Data is only as useful as our ability to understand it
Digitalization has reached every aspect of our lives. This has led to an increase in the availability of data which combined with technological advances created a revolution in the use of big data. The availability of more data has not necessarily led to greater insights because few of us are experts in sorting through massive spreadsheets of information. The sheer volume of data is overwhelming. More is needed so that people can make sense of the data and discover the meaning within the numbers. Visual representations of data seek to address this challenge.
Through the use of visualization, the stories hidden in an overwhelming sea of data become clear.
Why Visualization?
We acquire more information through vision than through all other senses combined.1 Hear a piece of information, and three days later you'll remember 10% of it. Add a picture and you'll remember 65%.2
Gathering all of the information at once via Simultaneous Processing vs. obtaining information piece by piece through sequential processing.
Information can be visualized in many ways, depending on the information itself, the story being told, the audience, and the method of delivery. These are just some of the factors that will help define the most appropriate visual representation of the data. At times, an infographic with strong visuals will best suit the narrative while a graph or a combination of graphs might be ideal for other situations. In other occasions, data visualization will allow the user to explore the dataset to its fullest.
INFOGRAPHIC
Source: Natural Resources Canada. 8 facts about Canada's boreal forest. 2017. Accessed on 18/06/2018.
GRAPH

Deforestation: 0.03 million hectares
Insect damage: 20.3 million hectares
Harvesting: 0.72 million hectares
Forest fires: 3.9 million hectares
Source: Natural Resources Canada. 2017. The State of Canada’s Forests, Annual Report 2016.
DATA VISUALIZATION
Source: Global Forest Watch. 2014. World Resources Institute. Accessed on 18/06/2018.
1 Ware, Colin. Visualization. Perception for Design. San Francisco: Elsevier, 2004. p.2. Second Edition
2 Medina, John. Visualization. Brain Rules
What is Data Visualization?
Even though the art of representing information visually is thousands of years old, the vocabulary of the field is still evolving. Here we focus on data visualization defined as an interactive visual representation of data to facilitate understanding.

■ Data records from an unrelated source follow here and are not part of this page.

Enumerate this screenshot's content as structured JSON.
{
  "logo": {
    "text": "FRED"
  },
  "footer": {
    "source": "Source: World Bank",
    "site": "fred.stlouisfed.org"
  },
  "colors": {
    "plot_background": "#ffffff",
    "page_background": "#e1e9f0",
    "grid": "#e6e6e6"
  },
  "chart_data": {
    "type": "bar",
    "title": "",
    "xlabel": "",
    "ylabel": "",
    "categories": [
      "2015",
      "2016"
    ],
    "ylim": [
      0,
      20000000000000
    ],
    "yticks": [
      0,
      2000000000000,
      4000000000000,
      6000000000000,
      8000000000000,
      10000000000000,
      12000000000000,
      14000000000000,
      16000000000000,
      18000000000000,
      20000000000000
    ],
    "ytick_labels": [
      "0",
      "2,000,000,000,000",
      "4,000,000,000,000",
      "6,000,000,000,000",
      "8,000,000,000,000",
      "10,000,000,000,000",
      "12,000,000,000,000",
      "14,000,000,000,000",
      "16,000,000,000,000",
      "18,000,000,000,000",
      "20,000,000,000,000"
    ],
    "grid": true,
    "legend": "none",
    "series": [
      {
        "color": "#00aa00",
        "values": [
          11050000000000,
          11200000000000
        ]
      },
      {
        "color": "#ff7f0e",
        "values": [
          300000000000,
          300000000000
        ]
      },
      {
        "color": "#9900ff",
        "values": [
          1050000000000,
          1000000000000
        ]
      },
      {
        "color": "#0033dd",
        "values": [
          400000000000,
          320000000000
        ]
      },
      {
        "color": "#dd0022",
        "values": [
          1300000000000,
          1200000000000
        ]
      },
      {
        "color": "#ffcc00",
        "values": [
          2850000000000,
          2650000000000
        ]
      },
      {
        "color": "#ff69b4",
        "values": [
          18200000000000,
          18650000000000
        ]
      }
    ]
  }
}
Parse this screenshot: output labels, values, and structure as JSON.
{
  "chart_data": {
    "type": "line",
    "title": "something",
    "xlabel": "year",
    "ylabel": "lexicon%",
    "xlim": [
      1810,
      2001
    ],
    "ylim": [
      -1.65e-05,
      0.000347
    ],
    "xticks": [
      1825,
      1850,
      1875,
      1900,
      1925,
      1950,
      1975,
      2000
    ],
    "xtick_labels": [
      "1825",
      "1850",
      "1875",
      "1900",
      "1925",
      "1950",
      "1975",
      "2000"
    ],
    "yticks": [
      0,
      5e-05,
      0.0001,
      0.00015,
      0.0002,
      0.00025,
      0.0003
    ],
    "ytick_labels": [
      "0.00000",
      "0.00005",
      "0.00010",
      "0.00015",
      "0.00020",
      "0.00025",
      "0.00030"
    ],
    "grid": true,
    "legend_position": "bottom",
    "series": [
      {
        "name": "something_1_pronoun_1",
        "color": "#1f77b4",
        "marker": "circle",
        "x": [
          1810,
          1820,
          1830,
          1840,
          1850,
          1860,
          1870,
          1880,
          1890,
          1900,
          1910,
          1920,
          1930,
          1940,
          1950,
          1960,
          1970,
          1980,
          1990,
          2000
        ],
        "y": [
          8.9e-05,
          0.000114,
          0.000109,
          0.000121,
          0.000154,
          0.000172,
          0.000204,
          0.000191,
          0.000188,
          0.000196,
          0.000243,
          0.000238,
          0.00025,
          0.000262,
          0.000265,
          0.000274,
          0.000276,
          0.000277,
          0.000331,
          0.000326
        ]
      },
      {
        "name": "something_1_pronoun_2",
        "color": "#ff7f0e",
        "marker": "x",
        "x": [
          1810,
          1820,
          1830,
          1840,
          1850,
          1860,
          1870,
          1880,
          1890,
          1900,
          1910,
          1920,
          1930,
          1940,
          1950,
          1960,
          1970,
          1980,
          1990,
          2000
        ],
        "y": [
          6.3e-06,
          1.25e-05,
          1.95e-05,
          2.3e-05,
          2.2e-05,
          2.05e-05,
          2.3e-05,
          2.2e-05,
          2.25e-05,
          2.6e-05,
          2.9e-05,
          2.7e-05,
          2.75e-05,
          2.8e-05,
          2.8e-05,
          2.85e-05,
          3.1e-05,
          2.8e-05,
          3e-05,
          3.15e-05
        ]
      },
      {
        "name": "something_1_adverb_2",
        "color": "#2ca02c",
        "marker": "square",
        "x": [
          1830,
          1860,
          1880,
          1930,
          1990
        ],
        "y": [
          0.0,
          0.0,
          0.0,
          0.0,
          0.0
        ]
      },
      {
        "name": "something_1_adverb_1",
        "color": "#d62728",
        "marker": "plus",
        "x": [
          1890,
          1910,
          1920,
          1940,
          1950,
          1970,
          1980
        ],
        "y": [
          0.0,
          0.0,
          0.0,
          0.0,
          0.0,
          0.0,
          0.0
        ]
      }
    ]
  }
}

While data visualizations can vary greatly in complexity and aesthetics, key features include:
EXPLORABILITY:
The ability to explore multiple variables and combinations, as a pathway to uncover stories and draw insights.
ACCESSIBILITY:
A designed interface that invites discovery and does not overwhelm.
INTERACTIVITY:
A tool which allows a user to explore data and extrapolate their own findings and relations.
How a Visualization is Made
A multidisciplinary team is key for success. The ideal team to work through this process includes designers, data visualization experts, coders, subject matter experts, and coordinators. Here is an overview of how the visualization process unfolds.
1. Start with the topic
Select content
The first step is to identify a topic and consider the questions you want to ask.
2. Identify the data
Choose / prepare / organize / understand
This is a very important step and ample time should be allocated to data discovery and structuring. The better the data is understood and organized, the easier the rest of the process will be. Well-structured data is a must for visualization!
3. Design & Build
Choose basic visual model / sketch ideas / map data to visual elements / program
At this stage you might choose to use a basic visual model as a reference (e.g. bar chart, histogram, line graph). Next, you will need to map the data to visuals elements, such as position, size, colour, tone, orientation, transparency, and shape. After that comes the graphic design of the entire page and a refinement process with a focus on clarity. From the designs, the code is developed to bring the designs and interactive features to life.
4. Test and Refine
Verify accuracy / functionality / adaptability
This is a highly iterative process, particularly after the interactivity is added. This is when you will notice if a design doesn’t deliver as you expected, or the colours need to be adjusted, or you have data errors. It takes time and a great deal of team work and communication.
5. Publish
Ensure accessibility / share and distribute
Adaptations, if needed, are dictated by the web environment where the visualizations will reside. Some websites have accessibility requirements, and/or are published in multiple languages. Additional elements may include social media connections, link to downloads of data and pictures, and other explanatory elements.
6. Analyze & Revise
Receive feedback / test user patterns / revise
Once the visualization is live it is paramount to seek feedback and analyze usage data. The insights will inform future work.
Data Visualization at the Canada Energy Regulator
The Canada Energy Regulator (CER) publishes a variety of energy information and uses a number of tools to organize, structure, and share data. Tools include: infographics, charts, through to interactive visualizations using both custom development and software.